Sales are so strong at Victory Toyota that it opened a gleaming new 38,000-square-foot showroom in February.
The dealership in the Detroit suburb of Canton Township has thrived even though it's only a short drive from the corporate offices of General Motors Corp., Ford Motor Co. and DaimlerChrysler AG's Chrysler Group.
The fact that Victory can win in an area so closely tied to the Detroit Three is to a large degree symbolic of GM's troubles in its home country, and it illustrates why the Japanese automaker was able to pass GM as the world's top auto seller in the first quarter of the year.
"We are still attracting the Big Three customers," said Ruben Dunlap, Victory Toyota's business development manager. "People are willing right now to pay a little bit more for the quality."
Toyota Motor Corp. announced Tuesday that it sold 2.35 million vehicles worldwide in the January-March period, surpassing the 2.26 million vehicles GM sold in the quarter, according to preliminary figures. It means that Toyota passed GM on a quarterly basis for the first time, and many analysts predict it will beat GM in sales and production for the full year.
GM says it's more concerned about making money and advancing its turnaround plan. Although its sales set records in the rest of the world so far this year, the company has sputtered in North America. Through the first quarter, its U.S. sales were off 5.5 percent, while Toyota's sales went up 11.2 percent largely because of its reputation for making quality fuel-efficient vehicles.
"The U.S. market is particularly weak, and it's offsetting any pockets of strength right now" for GM, said Kevin Tynan of Argus Research, a New York-based equity research company.
GM spokesman John McDonald said the company wouldn't make any moves to regain its worldwide lead, and would instead focus on profitability. The company lost $2 billion in 2006 and $10.4 billion in 2005.
That's the correct stance, said Efraim Levy, senior industry analyst with Standard & Poor's.
"They shouldn't do anything special to take the lead in terms of incentives. What they should do is get the product out there, but that doesn't happen on a dime. They should just worry about profitable vehicle sales and let the market share and the leadership fall where it may," he said.

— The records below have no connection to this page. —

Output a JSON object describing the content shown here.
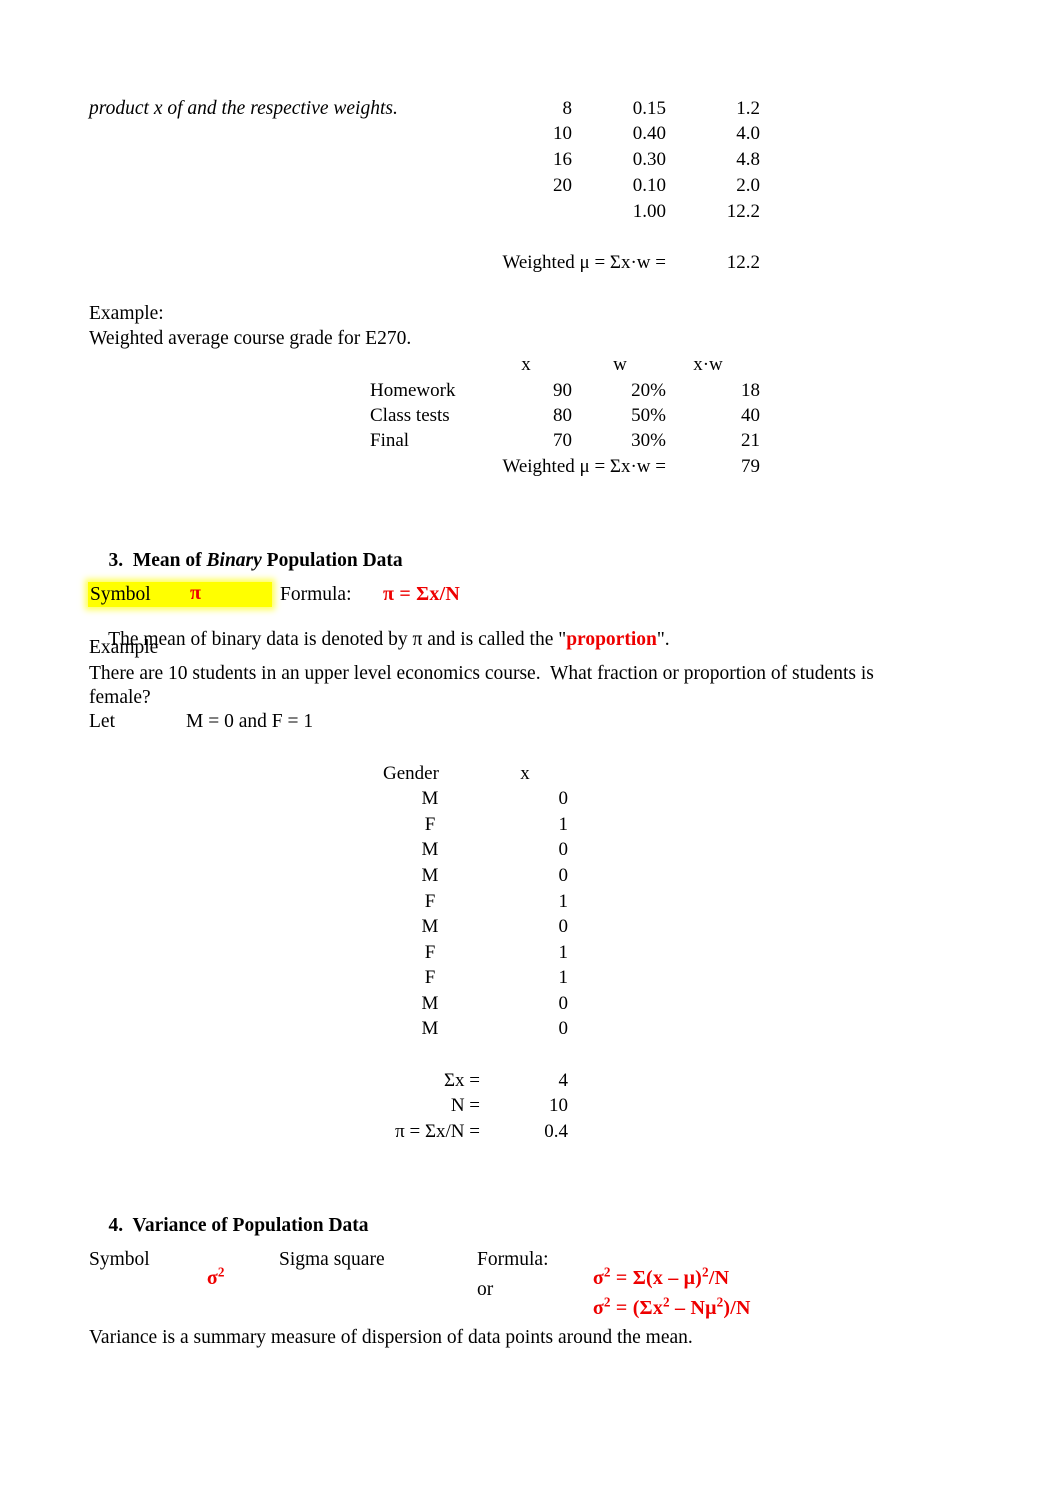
{
  "document": {
    "page_background": "#ffffff",
    "accent_red": "#EE0000",
    "highlight_yellow": "#FFFF00"
  },
  "intro": {
    "continuation_line": "product x of and the respective weights."
  },
  "weighted_table_1": {
    "rows": [
      {
        "x": "8",
        "w": "0.15",
        "xw": "1.2"
      },
      {
        "x": "10",
        "w": "0.40",
        "xw": "4.0"
      },
      {
        "x": "16",
        "w": "0.30",
        "xw": "4.8"
      },
      {
        "x": "20",
        "w": "0.10",
        "xw": "2.0"
      }
    ],
    "totals": {
      "x": "",
      "w": "1.00",
      "xw": "12.2"
    },
    "result_label": "Weighted μ = Σx·w =",
    "result_value": "12.2"
  },
  "example_grade": {
    "example_label": "Example:",
    "description": "Weighted average course grade for E270.",
    "headers": {
      "item": "",
      "x": "x",
      "w": "w",
      "xw": "x·w"
    },
    "rows": [
      {
        "item": "Homework",
        "x": "90",
        "w": "20%",
        "xw": "18"
      },
      {
        "item": "Class tests",
        "x": "80",
        "w": "50%",
        "xw": "40"
      },
      {
        "item": "Final",
        "x": "70",
        "w": "30%",
        "xw": "21"
      }
    ],
    "result_label": "Weighted μ = Σx·w =",
    "result_value": "79"
  },
  "section3": {
    "number": "3.",
    "title_pre": "Mean of ",
    "title_italic": "Binary",
    "title_post": " Population Data",
    "symbol_label": "Symbol",
    "symbol_value": "π",
    "formula_label": "Formula:",
    "formula_value": "π = Σx/N",
    "definition_pre": "The mean of binary data is denoted by π and is called the \"",
    "definition_highlight": "proportion",
    "definition_post": "\".",
    "example_label": "Example",
    "example_line1": "There are 10 students in an upper level economics course.  What fraction or proportion of students is",
    "example_line2": "female?",
    "let_label": "Let",
    "let_value": "M = 0 and F = 1"
  },
  "binary_table": {
    "headers": {
      "gender": "Gender",
      "x": "x"
    },
    "rows": [
      {
        "gender": "M",
        "x": "0"
      },
      {
        "gender": "F",
        "x": "1"
      },
      {
        "gender": "M",
        "x": "0"
      },
      {
        "gender": "M",
        "x": "0"
      },
      {
        "gender": "F",
        "x": "1"
      },
      {
        "gender": "M",
        "x": "0"
      },
      {
        "gender": "F",
        "x": "1"
      },
      {
        "gender": "F",
        "x": "1"
      },
      {
        "gender": "M",
        "x": "0"
      },
      {
        "gender": "M",
        "x": "0"
      }
    ],
    "summary": [
      {
        "label": "Σx =",
        "value": "4"
      },
      {
        "label": "N =",
        "value": "10"
      },
      {
        "label": "π = Σx/N =",
        "value": "0.4"
      }
    ]
  },
  "section4": {
    "number": "4.",
    "title": "Variance of Population Data",
    "symbol_label": "Symbol",
    "symbol_base": "σ",
    "symbol_exp": "2",
    "symbol_name": "Sigma square",
    "formula_label": "Formula:",
    "formula_or_label": "or",
    "formula1": {
      "lhs_base": "σ",
      "lhs_exp": "2",
      "mid": " = Σ(x – μ)",
      "mid_exp": "2",
      "tail": "/N"
    },
    "formula2": {
      "lhs_base": "σ",
      "lhs_exp": "2",
      "mid": " = (Σx",
      "mid_exp": "2",
      "mid2": " – Nμ",
      "mid2_exp": "2",
      "tail": ")/N"
    },
    "closing_text": "Variance is a summary measure of dispersion of data points around the mean."
  }
}
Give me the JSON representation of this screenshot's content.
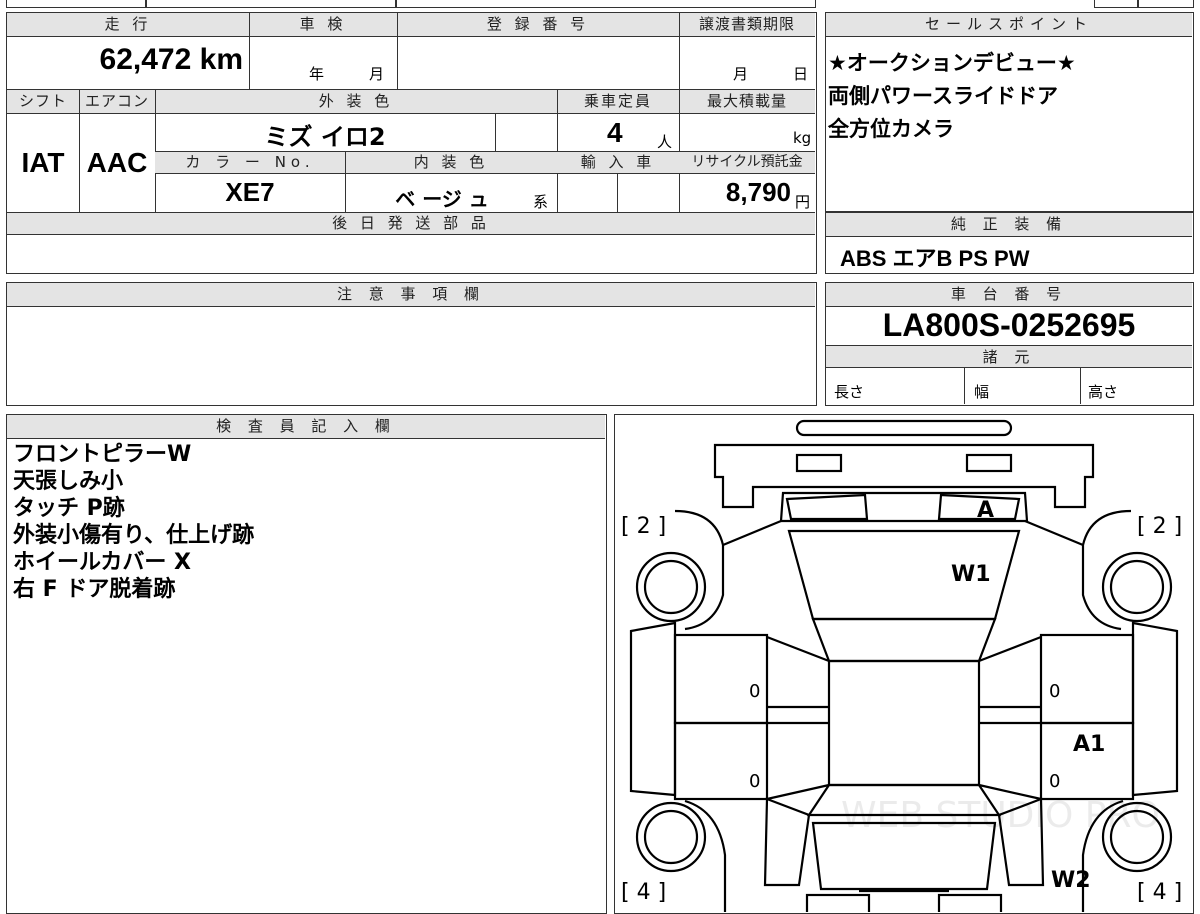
{
  "vehicle_info": {
    "mileage_label": "走 行",
    "mileage_value": "62,472 km",
    "inspection_label": "車 検",
    "inspection_year": "年",
    "inspection_month": "月",
    "registration_label": "登 録 番 号",
    "transfer_deadline_label": "譲渡書類期限",
    "transfer_month": "月",
    "transfer_day": "日",
    "shift_label": "シフト",
    "shift_value": "IAT",
    "aircon_label": "エアコン",
    "aircon_value": "AAC",
    "exterior_color_label": "外 装 色",
    "exterior_color_value": "ミズ イロ2",
    "capacity_label": "乗車定員",
    "capacity_value": "4",
    "capacity_unit": "人",
    "max_load_label": "最大積載量",
    "max_load_unit": "kg",
    "color_no_label": "カ ラ ー No.",
    "color_no_value": "XE7",
    "interior_color_label": "内 装 色",
    "interior_color_value": "ベ ージ ュ",
    "interior_suffix": "系",
    "import_label": "輸 入 車",
    "recycle_label": "リサイクル預託金",
    "recycle_value": "8,790",
    "recycle_unit": "円",
    "later_parts_label": "後 日 発 送 部 品"
  },
  "sales_points": {
    "title": "セールスポイント",
    "lines": [
      "★オークションデビュー★",
      "両側パワースライドドア",
      "全方位カメラ"
    ]
  },
  "standard_equipment": {
    "title": "純 正 装 備",
    "value": "ABS エアB PS PW"
  },
  "notes": {
    "title": "注 意 事 項 欄"
  },
  "chassis": {
    "title": "車 台 番 号",
    "value": "LA800S-0252695",
    "specs_title": "諸 元",
    "length_label": "長さ",
    "width_label": "幅",
    "height_label": "高さ"
  },
  "inspector": {
    "title": "検 査 員 記 入 欄",
    "lines": [
      "フロントピラーW",
      "天張しみ小",
      "タッチ P跡",
      "外装小傷有り、仕上げ跡",
      "ホイールカバー X",
      "右 F ドア脱着跡"
    ]
  },
  "diagram": {
    "tire_front_left": "[ 2 ]",
    "tire_front_right": "[ 2 ]",
    "tire_rear_left": "[ 4 ]",
    "tire_rear_right": "[ 4 ]",
    "mark_windshield_top": "A",
    "mark_windshield": "W1",
    "mark_right_side": "A1",
    "mark_rear_glass": "W2",
    "zero_1": "0",
    "zero_2": "0",
    "zero_3": "0",
    "zero_4": "0",
    "watermark": "WEB STUDIO PRO"
  }
}
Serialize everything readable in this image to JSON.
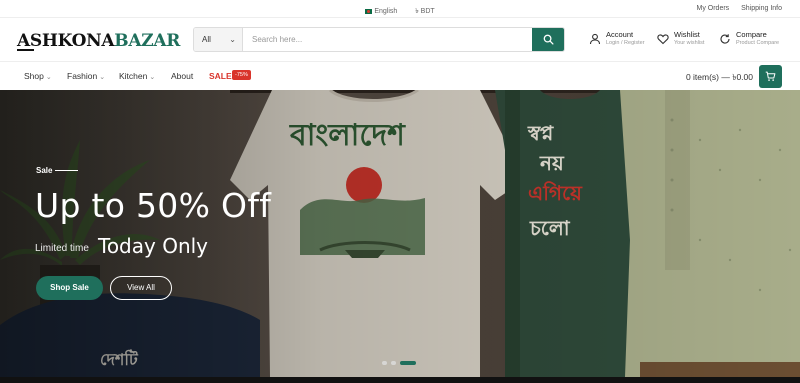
{
  "topbar": {
    "language": "English",
    "currency": "৳ BDT",
    "my_orders": "My Orders",
    "shipping_info": "Shipping Info"
  },
  "header": {
    "logo_part1": "ASHKONA",
    "logo_part2": "BAZAR",
    "search": {
      "category": "All",
      "placeholder": "Search here..."
    },
    "account": {
      "title": "Account",
      "subtitle": "Login / Register"
    },
    "wishlist": {
      "title": "Wishlist",
      "subtitle": "Your wishlist"
    },
    "compare": {
      "title": "Compare",
      "subtitle": "Product Compare"
    }
  },
  "nav": {
    "items": [
      "Shop",
      "Fashion",
      "Kitchen",
      "About"
    ],
    "sale": "SALE",
    "sale_badge": "-75%",
    "cart_summary": "0 item(s) — ৳0.00"
  },
  "hero": {
    "tag": "Sale",
    "title": "Up to 50% Off",
    "limited": "Limited time",
    "today": "Today Only",
    "shop_button": "Shop Sale",
    "view_button": "View All",
    "slides": 3,
    "active_slide": 3
  },
  "colors": {
    "brand": "#1f6f5c",
    "sale": "#d9342b"
  }
}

GM's high labor costs, including big pension and retiree health care bills, take money from development of new products, said Paul Taylor, chief economist for the National Automobile Dealers Association. Toyota and Honda Motor Co. don't have the same costs, he said.
"They're developing more new products, bringing them into the market more quickly. New product is the key to sustaining sales gains in the U.S. market," he said.
GM's sales skid in the U.S. is due in part to its plan to reduce low-profit sales to rental car companies, and that gave Toyota the opening to take the world lead sooner than many analysts expected, said Jesse Toprak, senior analyst for the Edmunds.com auto Web site.
"All GM sacrificed in this decision was ego, since the executives knew Toyota would become No. 1 sooner when much of GMs fleet sales were removed from the count," Toprak said.
GM's McDonald said the race isn't over just because Toyota won the first quarter.
"Let's see what the rest of the year holds for us. We're going to fight for every sale," he said.
Some analysts say the rest of the year may be a tough go for GM, Chrysler and Ford because U.S. auto sales could decline due to economic uncertainty.
But GM's new car-based crossover vehicles are just hitting the market, and Chevrolet this summer will introduce a new midsize Malibu to compete with Toyota's Camry, the best-selling car in the U.S.
"It's clear that GM's new products are much more competitive," said Jeff Schuster, executive director of global forecasting for J.D. Power and Associates.
The new Malibu will show whether GM can be successful in making up ground on Toyota, he said.
"That will be a good test for the competitiveness of the group and of that brand in the coming months," he said.